Portfolio · Imagefilm 2026 Imagefilm Berliner Jobcenter: Andrés Weg zurück in den Job
Der erste Schritt war ein Anruf
André hatte sich zurückgezogen. Gesundheitliche Einschränkungen, viele offene Fragen, wenig Zuversicht. Was geht noch, was nicht mehr? Lange hatte er darauf keine Antwort. Für die Berliner Jobcenter haben wir in Berlin genau diesen Menschen begleitet, nicht eine Statistik.
Heute arbeitet André als Betreuungskraft in einem Seniorenzentrum. Den Wendepunkt brachte ein Anruf von David, seinem Vermittler im Jobcenter Berlin-Pankow. Die beiden erzählen selbst, wie aus dem ersten Gespräch ein Weg wurde. So zeigt eine Behörde, was „Immer menschlich“ konkret bedeutet.
„ROCC Film hat unsere drei Geschichten erzählt, ohne sie zu glätten. Das war der Unterschied.“
Warum die Kamera wartete, bis das Lachen echt war
André vor der Kamera, das war keine Selbstverständlichkeit. Wer sich lange zurückgezogen hat, erstarrt schnell unter Beobachtung. Also haben wir auf das ausgeleuchtete Studio-Interview verzichtet. Das Gespräch mit André und David läuft nur auf der Tonebene. Die Bilder zeigen seinen Weg, nicht seine Anspannung.
Die schwierigste Szene war nicht die mit der meisten Technik. Es war das Brettspiel mit einer Bewohnerin im Seniorenzentrum. Wir haben die Kamera erst aufgebaut, als das Spiel schon lief. Erst als das Lachen echt war, durfte sie mitschauen.
Das Bild verändert sich mit André. Wo er zurückgezogen war, sind die Töne kühl. Mit dem ersten Schritt wird das Licht wärmer. Die Kamera bleibt ruhig, weil Pflege Zeit braucht und der Film sich diese Zeit nimmt.
„Der Weg, den man gemeinsam geht, beginnt mit dem ersten Schritt.“
Im Spot zu sehen
André blickt aus dem Fenster, Berliner Dächer, weiches Licht. Dann das Jobcenter Pankow: David mit Headset, das erste Telefonat. Später das Seniorenzentrum, André am Tisch mit einer Bewohnerin beim Brettspiel. Ihr Lachen ist echt. Zuletzt sein Satz, der nicht aus dem Briefing stammt: Menschlich, immer für dich da.

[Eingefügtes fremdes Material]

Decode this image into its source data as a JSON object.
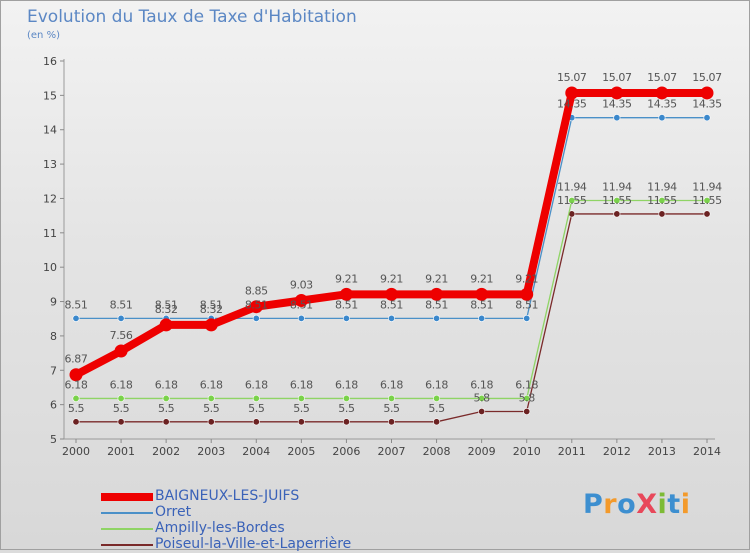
{
  "title": "Evolution du Taux de Taxe d'Habitation",
  "unit_label": "(en %)",
  "logo": {
    "text": "ProXiti",
    "letters": [
      "P",
      "r",
      "o",
      "X",
      "i",
      "t",
      "i"
    ],
    "colors": [
      "#3d8fd0",
      "#f39a2b",
      "#3d8fd0",
      "#e8485a",
      "#7dbb35",
      "#3d8fd0",
      "#f39a2b"
    ]
  },
  "chart_data": {
    "type": "line",
    "title": "Evolution du Taux de Taxe d'Habitation",
    "ylabel": "(en %)",
    "xlabel": "",
    "ylim": [
      5,
      16
    ],
    "yticks": [
      5,
      6,
      7,
      8,
      9,
      10,
      11,
      12,
      13,
      14,
      15,
      16
    ],
    "grid": false,
    "legend_position": "bottom-left",
    "x": [
      "2000",
      "2001",
      "2002",
      "2003",
      "2004",
      "2005",
      "2006",
      "2007",
      "2008",
      "2009",
      "2010",
      "2011",
      "2012",
      "2013",
      "2014"
    ],
    "series": [
      {
        "name": "BAIGNEUX-LES-JUIFS",
        "color": "#ee0000",
        "emphasis": true,
        "values": [
          6.87,
          7.56,
          8.32,
          8.32,
          8.85,
          9.03,
          9.21,
          9.21,
          9.21,
          9.21,
          9.21,
          15.07,
          15.07,
          15.07,
          15.07
        ],
        "labels": [
          "6.87",
          "7.56",
          "8.32",
          "8.32",
          "8.85",
          "9.03",
          "9.21",
          "9.21",
          "9.21",
          "9.21",
          "9.21",
          "15.07",
          "15.07",
          "15.07",
          "15.07"
        ]
      },
      {
        "name": "Orret",
        "color": "#4a90c8",
        "point_color": "#3b88cc",
        "values": [
          8.51,
          8.51,
          8.51,
          8.51,
          8.51,
          8.51,
          8.51,
          8.51,
          8.51,
          8.51,
          8.51,
          14.35,
          14.35,
          14.35,
          14.35
        ],
        "labels": [
          "8.51",
          "8.51",
          "8.51",
          "8.51",
          "8.51",
          "8.51",
          "8.51",
          "8.51",
          "8.51",
          "8.51",
          "8.51",
          "14.35",
          "14.35",
          "14.35",
          "14.35"
        ]
      },
      {
        "name": "Ampilly-les-Bordes",
        "color": "#8fd465",
        "point_color": "#7ad24a",
        "values": [
          6.18,
          6.18,
          6.18,
          6.18,
          6.18,
          6.18,
          6.18,
          6.18,
          6.18,
          6.18,
          6.18,
          11.94,
          11.94,
          11.94,
          11.94
        ],
        "labels": [
          "6.18",
          "6.18",
          "6.18",
          "6.18",
          "6.18",
          "6.18",
          "6.18",
          "6.18",
          "6.18",
          "6.18",
          "6.18",
          "11.94",
          "11.94",
          "11.94",
          "11.94"
        ]
      },
      {
        "name": "Poiseul-la-Ville-et-Laperrière",
        "color": "#7a2a2a",
        "point_color": "#6b2222",
        "values": [
          5.5,
          5.5,
          5.5,
          5.5,
          5.5,
          5.5,
          5.5,
          5.5,
          5.5,
          5.8,
          5.8,
          11.55,
          11.55,
          11.55,
          11.55
        ],
        "labels": [
          "5.5",
          "5.5",
          "5.5",
          "5.5",
          "5.5",
          "5.5",
          "5.5",
          "5.5",
          "5.5",
          "5.8",
          "5.8",
          "11.55",
          "11.55",
          "11.55",
          "11.55"
        ]
      }
    ]
  }
}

Wer sich wiedererkennt, ruft an
Eine Behörde, die sich selbst erklärt, überzeugt niemanden. Ein Mensch, der seinen Weg erzählt, schon. Andrés Geschichte ist für andere Arbeitsuchende anschlussfähig, gerade für die mit gesundheitlichen Einschränkungen. Sie sehen jemanden, der dieselben Zweifel kannte und trotzdem ankam.
Das Schönste an diesem Film: André gibt heute weiter, was ihm gegeben wurde. Aus dem Menschen, dem das Jobcenter zugehört hat, ist einer geworden, der den Bewohnern zuhört. Für die Berliner Jobcenter arbeiten wir das zweite Jahr an ihrer Kampagne. Christian Martin Schäfer, Gründer von ROCC Film: „Eine Behörde bewegt nicht, wenn sie über sich spricht. Sie bewegt, wenn ein Mensch sich wiedererkennt.“
Was ROCC Film für die Berliner Jobcenter übernommen hat
Die Berliner Jobcenter sind ein Auftraggeber der öffentlichen Hand. Für ihre Kampagne „Zurück in den Job“ hat ROCC Film auch Andrés Film verantwortet, von der ersten Idee bis zum fertigen Schnitt.